At the heart of Interstellar, there is a complex push and pull for the morality of humanity. Each of the characters represent a different way of living life and interacting with humans, making the film very similar to Silver Linings Playbook’s attempt to make every character represent a different mental issue. In Interstellar, we have the hopeful, the pessimistic, the moral, the corrupt, the deluded, and the good.
Matthew McConaughey’s character Cooper lies in the middle of the film, representing an optimistic, hero-esque catalyst for morality in the film. His paternal instinct to protect and save his family drives his entire storyline, but also causes him to have trouble viewing humanity as a single entity. Professor Brand, acted elegantly by Michael Caine, however, represents the opposite of that revelation, since his morality is conflicted. As is revealed in the end of the film, he was aware of the futility of his work and he lied to Cooper in order to have the mission proceed. The morality of this is complex, though, because he deceives Cooper and the rest of his team, but with the intent of allowing the human race to proceed across the stars long after the Earth’s demise.
The characters become increasingly more complicated as the film progresses. Murph, Cooper’s angst-filled daughter, is irrationally blameful for the majority of the movie, whereas his hopeful son remains so until devolving into a similar disdain for his father. Toward the end of the film, his son becomes defiant in his pride, so much to the point where his pride nearly dismantles and kills his family.
Dr. Mann, Matt Damon’s character, is a representation of deeper complexes of humanity: fear and survival. He attempts murder and nearly forsakes the human race as a result of being nearly forsaken himself, even though he chose his fate. Mann’s addition to Interstellar is immensely important, because he is the pessimistic, even resentful divide between himself and courageous characters like Cooper and Brand.
Brand furthers the point that Interstellar is much more than a science fiction movie. She turns to love and basic humanity in the face of extinction despite factual evidence, a primal resort to basic emotions being the one constant factor across all universes. That revelation, despite its cheesy delivery, is an intriguing one since the film struggles to find common ground between galaxies as time withers away. The film finds that common ground utilizing humanity.

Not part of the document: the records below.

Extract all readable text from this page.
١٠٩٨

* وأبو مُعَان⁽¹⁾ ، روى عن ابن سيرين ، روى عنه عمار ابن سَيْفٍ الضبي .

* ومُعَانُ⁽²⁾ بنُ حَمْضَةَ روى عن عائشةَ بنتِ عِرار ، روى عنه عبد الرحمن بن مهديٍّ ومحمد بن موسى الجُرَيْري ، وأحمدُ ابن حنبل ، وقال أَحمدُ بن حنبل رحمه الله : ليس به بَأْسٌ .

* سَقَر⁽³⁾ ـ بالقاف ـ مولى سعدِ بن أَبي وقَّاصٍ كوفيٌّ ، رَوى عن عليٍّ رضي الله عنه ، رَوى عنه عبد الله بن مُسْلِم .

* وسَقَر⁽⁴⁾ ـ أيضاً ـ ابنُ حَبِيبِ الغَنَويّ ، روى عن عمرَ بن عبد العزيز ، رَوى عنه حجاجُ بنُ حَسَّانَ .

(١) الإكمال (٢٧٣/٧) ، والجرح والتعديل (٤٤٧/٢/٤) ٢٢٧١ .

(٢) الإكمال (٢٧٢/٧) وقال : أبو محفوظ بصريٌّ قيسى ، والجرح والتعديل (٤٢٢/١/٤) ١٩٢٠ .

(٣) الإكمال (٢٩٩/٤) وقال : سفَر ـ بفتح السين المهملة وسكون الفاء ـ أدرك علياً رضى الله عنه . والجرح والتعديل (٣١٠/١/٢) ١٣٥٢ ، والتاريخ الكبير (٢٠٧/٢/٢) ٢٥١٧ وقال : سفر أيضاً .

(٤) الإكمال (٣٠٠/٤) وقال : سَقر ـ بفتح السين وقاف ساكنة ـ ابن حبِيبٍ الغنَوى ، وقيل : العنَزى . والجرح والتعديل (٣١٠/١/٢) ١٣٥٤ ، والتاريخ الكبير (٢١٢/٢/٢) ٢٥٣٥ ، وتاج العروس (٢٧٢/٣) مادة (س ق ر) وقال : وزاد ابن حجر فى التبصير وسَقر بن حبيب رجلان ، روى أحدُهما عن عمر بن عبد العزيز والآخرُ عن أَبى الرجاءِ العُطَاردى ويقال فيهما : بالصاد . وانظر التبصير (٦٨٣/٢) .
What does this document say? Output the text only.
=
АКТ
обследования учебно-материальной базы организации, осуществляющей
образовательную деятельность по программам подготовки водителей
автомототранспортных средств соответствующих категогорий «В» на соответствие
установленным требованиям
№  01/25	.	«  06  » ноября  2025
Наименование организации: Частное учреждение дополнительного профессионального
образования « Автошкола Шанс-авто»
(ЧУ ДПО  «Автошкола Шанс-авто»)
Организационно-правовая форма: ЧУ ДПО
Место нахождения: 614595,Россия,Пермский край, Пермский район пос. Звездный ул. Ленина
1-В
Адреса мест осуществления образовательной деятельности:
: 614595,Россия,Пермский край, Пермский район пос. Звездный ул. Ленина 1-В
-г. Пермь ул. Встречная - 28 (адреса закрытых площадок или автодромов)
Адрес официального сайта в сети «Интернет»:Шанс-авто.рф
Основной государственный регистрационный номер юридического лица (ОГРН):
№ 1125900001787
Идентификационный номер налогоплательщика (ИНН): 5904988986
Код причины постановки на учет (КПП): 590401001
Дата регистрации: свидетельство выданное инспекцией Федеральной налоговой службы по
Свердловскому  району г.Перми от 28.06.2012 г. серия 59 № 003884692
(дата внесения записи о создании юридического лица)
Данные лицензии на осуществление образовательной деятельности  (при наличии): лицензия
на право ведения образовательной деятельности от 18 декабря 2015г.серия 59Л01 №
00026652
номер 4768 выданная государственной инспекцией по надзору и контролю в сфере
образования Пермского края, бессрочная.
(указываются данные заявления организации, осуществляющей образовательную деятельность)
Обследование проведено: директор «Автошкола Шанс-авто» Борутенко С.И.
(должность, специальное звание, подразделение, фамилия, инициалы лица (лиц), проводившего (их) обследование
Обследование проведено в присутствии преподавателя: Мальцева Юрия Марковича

Interstellar is permanently etched as much more than a science fiction film at the end of the movie when Cooper sacrifices himself so Brand can proceed with the mission. This heartfelt, painful moment of truth seals the fate of the human race with Cooper’s sacrifice, which in turn, actually becomes the catalyst for the entire film. Interstellar’s use of the cast representing the spectrum of humanity and how humans interact and feel emotion makes it very different from average science fiction films. On top of its clear political message, the film becomes a social commentary on humanity by the end of the three-hour epic.